Посидев еще какое-то время, наблюдая, как деревья покачиваются под ветром, который медленно, точно слепой, крался с потемневших холмов, Николо поднялся и с видом матроса, увидевшего морское чудовище, спросил:
– Что это?
– Ты о чем? – переспросил Алессандро в манере старого солдата, который никогда не забывает напряжения грядущей атаки.
– Там, наверху.
Алессандро поднял голову.
– Персеиды.
– Это что?
– Персеиды. Метеоритный дождь, который начинается в августе. Сегодня, наверное, первая ночь. В прошлую я их не видел, а мы находились высоко на гребне, где звезды видны лучше, чем где бы то ни было.
– Дайте мне ваши очки, – попросил Николо.
Надев их, посмотрел на небо, пристально и раздумчиво. И в посадке головы, гладкости лица, легкости движения Алессандро видел не себя в его возрасте, потому что слишком это было давно и почти забылось, но образ своего сына.
– Откуда они берутся? – спросил Николо. – Посмотрите! Их тысячи. Как горящий магний.

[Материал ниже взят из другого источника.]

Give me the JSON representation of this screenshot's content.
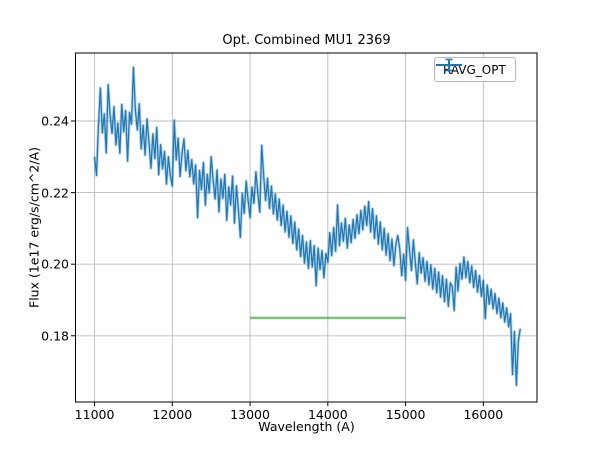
{
  "chart_data": {
    "type": "line",
    "title": "Opt. Combined MU1 2369",
    "xlabel": "Wavelength (A)",
    "ylabel": "Flux (1e17 erg/s/cm^2/A)",
    "xlim": [
      10755,
      16690
    ],
    "ylim": [
      0.1615,
      0.259
    ],
    "grid": true,
    "x_ticks": [
      11000,
      12000,
      13000,
      14000,
      15000,
      16000
    ],
    "x_tick_labels": [
      "11000",
      "12000",
      "13000",
      "14000",
      "15000",
      "16000"
    ],
    "y_ticks": [
      0.18,
      0.2,
      0.22,
      0.24
    ],
    "y_tick_labels": [
      "0.18",
      "0.20",
      "0.22",
      "0.24"
    ],
    "legend": {
      "label": "RAVG_OPT",
      "position": "upper right"
    },
    "colors": {
      "line": "#1f77b4",
      "annotation": "#2ca02c",
      "grid": "#b0b0b0",
      "frame": "#000000"
    },
    "annotations": [
      {
        "type": "hline_segment",
        "x1": 13000,
        "x2": 15000,
        "y": 0.185,
        "color": "#2ca02c",
        "opacity": 0.62
      }
    ],
    "series": [
      {
        "name": "RAVG_OPT",
        "x_start": 11000,
        "x_step": 25,
        "values": [
          0.23,
          0.2248,
          0.2385,
          0.2492,
          0.2367,
          0.242,
          0.2311,
          0.2502,
          0.2416,
          0.2365,
          0.244,
          0.2333,
          0.2394,
          0.231,
          0.2446,
          0.237,
          0.2429,
          0.2288,
          0.2424,
          0.2391,
          0.255,
          0.2431,
          0.2375,
          0.2448,
          0.2322,
          0.2388,
          0.2305,
          0.2406,
          0.2341,
          0.2268,
          0.2364,
          0.2295,
          0.2382,
          0.225,
          0.2334,
          0.2266,
          0.2315,
          0.2224,
          0.23,
          0.2247,
          0.2218,
          0.2402,
          0.2291,
          0.2352,
          0.2245,
          0.231,
          0.235,
          0.2261,
          0.2318,
          0.2244,
          0.2292,
          0.2224,
          0.2277,
          0.213,
          0.2262,
          0.2208,
          0.2284,
          0.2165,
          0.2251,
          0.2199,
          0.23,
          0.2234,
          0.2182,
          0.2263,
          0.2146,
          0.2238,
          0.2184,
          0.2251,
          0.2122,
          0.2216,
          0.2165,
          0.2246,
          0.2115,
          0.2219,
          0.2152,
          0.2075,
          0.2198,
          0.2142,
          0.2232,
          0.2178,
          0.213,
          0.2215,
          0.217,
          0.2258,
          0.2198,
          0.2145,
          0.2332,
          0.2246,
          0.2178,
          0.224,
          0.2156,
          0.2218,
          0.214,
          0.2196,
          0.2123,
          0.2182,
          0.2108,
          0.2165,
          0.209,
          0.2148,
          0.2075,
          0.2135,
          0.2058,
          0.2118,
          0.204,
          0.2098,
          0.2021,
          0.208,
          0.2003,
          0.2062,
          0.1988,
          0.2066,
          0.1992,
          0.2052,
          0.194,
          0.2045,
          0.1985,
          0.2038,
          0.1962,
          0.203,
          0.2005,
          0.2088,
          0.2024,
          0.2102,
          0.2036,
          0.2165,
          0.2052,
          0.2115,
          0.2064,
          0.2128,
          0.2045,
          0.211,
          0.206,
          0.2125,
          0.2072,
          0.2138,
          0.2085,
          0.215,
          0.2096,
          0.2162,
          0.2108,
          0.2175,
          0.209,
          0.2155,
          0.2072,
          0.2135,
          0.2056,
          0.2118,
          0.204,
          0.21,
          0.2025,
          0.2085,
          0.201,
          0.207,
          0.1996,
          0.2055,
          0.208,
          0.2042,
          0.1968,
          0.2028,
          0.1955,
          0.2102,
          0.204,
          0.1982,
          0.2068,
          0.2005,
          0.1945,
          0.2032,
          0.1975,
          0.2018,
          0.1952,
          0.2008,
          0.1942,
          0.1998,
          0.193,
          0.1988,
          0.192,
          0.1978,
          0.1908,
          0.1968,
          0.1895,
          0.1958,
          0.1882,
          0.1948,
          0.1938,
          0.187,
          0.1992,
          0.1925,
          0.2002,
          0.1958,
          0.202,
          0.1962,
          0.2008,
          0.1948,
          0.1995,
          0.1935,
          0.1982,
          0.1922,
          0.1968,
          0.191,
          0.1955,
          0.1848,
          0.1942,
          0.1888,
          0.193,
          0.1875,
          0.1918,
          0.1862,
          0.1905,
          0.185,
          0.1892,
          0.1838,
          0.1878,
          0.1825,
          0.1862,
          0.1692,
          0.1812,
          0.1662,
          0.1785,
          0.182
        ]
      }
    ]
  }
}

– Они летают по Солнечной системе, – объяснил ему Алессандро, – и в это время каждый год их траектория пересекается с траекторией движения Земли. Они прилетают со стороны созвездия Персея и, попав в атмосферу, вспыхивают и сгорают. Вспышки, которые ты видишь, их прощание с нами. На них можно смотреть всю ночь, представляя себе, что каждая крошечная вспышка – падающий вниз человек, и увиденные тобой потери не составят и нескольких дивизий.

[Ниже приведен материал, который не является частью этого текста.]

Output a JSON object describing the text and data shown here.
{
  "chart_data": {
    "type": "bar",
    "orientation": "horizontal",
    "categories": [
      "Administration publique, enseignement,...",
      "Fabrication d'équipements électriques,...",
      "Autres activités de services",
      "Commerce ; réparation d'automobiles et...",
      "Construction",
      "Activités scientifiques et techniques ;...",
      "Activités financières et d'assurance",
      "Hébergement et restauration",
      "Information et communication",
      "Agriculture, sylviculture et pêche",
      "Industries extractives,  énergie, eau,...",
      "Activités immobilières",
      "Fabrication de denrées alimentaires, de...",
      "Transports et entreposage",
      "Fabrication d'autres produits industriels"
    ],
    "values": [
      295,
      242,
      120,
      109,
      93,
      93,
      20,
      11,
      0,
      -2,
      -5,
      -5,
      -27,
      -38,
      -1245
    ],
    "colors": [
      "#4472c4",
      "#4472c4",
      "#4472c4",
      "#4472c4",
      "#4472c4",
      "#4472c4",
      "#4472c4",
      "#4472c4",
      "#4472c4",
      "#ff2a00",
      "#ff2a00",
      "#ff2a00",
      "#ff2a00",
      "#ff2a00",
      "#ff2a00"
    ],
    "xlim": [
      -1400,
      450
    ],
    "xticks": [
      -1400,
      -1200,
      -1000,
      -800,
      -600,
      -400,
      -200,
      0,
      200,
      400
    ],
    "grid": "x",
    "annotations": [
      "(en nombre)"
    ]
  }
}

– Они прекрасны, – выдохнул Николо. – Наверное, они такие горячие, а мы видим черточки холодного огня.
– Одна из категорий красоты, – Алессандро обращался не столько к Николо, сколько к невидимой аудитории своих коллег, – которой Аристотель и Кроче пренебрегали по необъяснимой причине, красота того, что исчезает. Как пристально, с каким интересом мы взираем на жизнь, у которой нет шанса возродиться.

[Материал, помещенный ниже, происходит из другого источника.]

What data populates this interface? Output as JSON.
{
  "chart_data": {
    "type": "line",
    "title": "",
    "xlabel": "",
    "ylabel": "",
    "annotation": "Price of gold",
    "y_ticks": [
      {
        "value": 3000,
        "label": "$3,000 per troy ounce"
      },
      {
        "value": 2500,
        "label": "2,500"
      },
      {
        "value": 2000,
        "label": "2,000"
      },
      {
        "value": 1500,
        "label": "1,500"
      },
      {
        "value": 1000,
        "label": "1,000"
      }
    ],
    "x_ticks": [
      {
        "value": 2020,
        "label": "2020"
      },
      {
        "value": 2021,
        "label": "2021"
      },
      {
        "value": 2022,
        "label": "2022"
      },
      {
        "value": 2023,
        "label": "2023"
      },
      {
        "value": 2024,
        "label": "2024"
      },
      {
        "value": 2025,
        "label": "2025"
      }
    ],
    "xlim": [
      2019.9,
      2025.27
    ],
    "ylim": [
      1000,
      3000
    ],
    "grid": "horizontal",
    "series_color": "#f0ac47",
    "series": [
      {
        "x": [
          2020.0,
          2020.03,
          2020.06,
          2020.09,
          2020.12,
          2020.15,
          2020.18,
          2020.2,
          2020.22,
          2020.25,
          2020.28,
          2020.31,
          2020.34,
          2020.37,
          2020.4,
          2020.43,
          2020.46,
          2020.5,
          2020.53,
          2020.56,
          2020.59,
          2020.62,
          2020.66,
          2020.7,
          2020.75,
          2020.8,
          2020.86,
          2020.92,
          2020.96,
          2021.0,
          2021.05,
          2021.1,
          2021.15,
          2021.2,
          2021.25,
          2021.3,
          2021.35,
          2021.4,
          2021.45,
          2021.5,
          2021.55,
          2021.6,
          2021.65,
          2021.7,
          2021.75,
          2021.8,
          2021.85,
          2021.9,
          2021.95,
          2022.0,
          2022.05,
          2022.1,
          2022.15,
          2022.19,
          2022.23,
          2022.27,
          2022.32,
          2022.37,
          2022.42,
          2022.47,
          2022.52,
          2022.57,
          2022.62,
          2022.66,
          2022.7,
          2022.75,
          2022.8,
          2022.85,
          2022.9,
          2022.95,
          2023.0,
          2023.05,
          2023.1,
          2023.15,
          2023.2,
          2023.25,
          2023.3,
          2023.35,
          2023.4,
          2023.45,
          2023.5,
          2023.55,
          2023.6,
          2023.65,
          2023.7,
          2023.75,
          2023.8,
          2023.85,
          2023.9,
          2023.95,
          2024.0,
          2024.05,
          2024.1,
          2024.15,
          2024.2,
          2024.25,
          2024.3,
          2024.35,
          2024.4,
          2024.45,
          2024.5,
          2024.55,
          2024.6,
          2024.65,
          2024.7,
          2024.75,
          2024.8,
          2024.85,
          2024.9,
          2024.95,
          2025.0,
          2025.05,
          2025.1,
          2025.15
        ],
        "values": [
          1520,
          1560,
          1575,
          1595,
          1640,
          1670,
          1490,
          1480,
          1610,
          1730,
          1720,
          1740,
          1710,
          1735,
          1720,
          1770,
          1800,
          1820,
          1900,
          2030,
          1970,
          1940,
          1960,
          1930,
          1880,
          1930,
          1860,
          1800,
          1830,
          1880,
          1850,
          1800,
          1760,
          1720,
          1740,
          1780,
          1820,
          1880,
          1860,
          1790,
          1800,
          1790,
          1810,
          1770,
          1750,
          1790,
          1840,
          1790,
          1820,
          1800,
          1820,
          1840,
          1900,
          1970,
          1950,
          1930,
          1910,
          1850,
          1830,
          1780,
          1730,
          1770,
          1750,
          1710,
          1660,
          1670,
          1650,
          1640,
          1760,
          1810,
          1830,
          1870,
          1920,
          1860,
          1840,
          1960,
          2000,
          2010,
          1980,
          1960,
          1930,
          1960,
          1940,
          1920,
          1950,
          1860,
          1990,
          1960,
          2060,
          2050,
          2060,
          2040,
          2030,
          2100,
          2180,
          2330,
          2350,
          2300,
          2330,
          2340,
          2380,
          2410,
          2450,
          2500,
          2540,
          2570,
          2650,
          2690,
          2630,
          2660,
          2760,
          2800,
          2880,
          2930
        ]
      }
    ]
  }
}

– Куда они падают? – спросил Николо.
– По большей части они сгорают в воздухе, – ответил Алессандро, думая об ангелах, мчащихся в этом белом бескрайнем свете. – Из тех, что достигают поверхности, две трети падают в море, а оставшаяся треть рассеивается по лесам, степям и саваннам.
– Они падают на Италию?
– Наверняка падают. Вероятно, их можно увидеть в научных музеях.
– На города?
– Не знаю. А что? Ты встревожился? Думаешь, стоит носить каску?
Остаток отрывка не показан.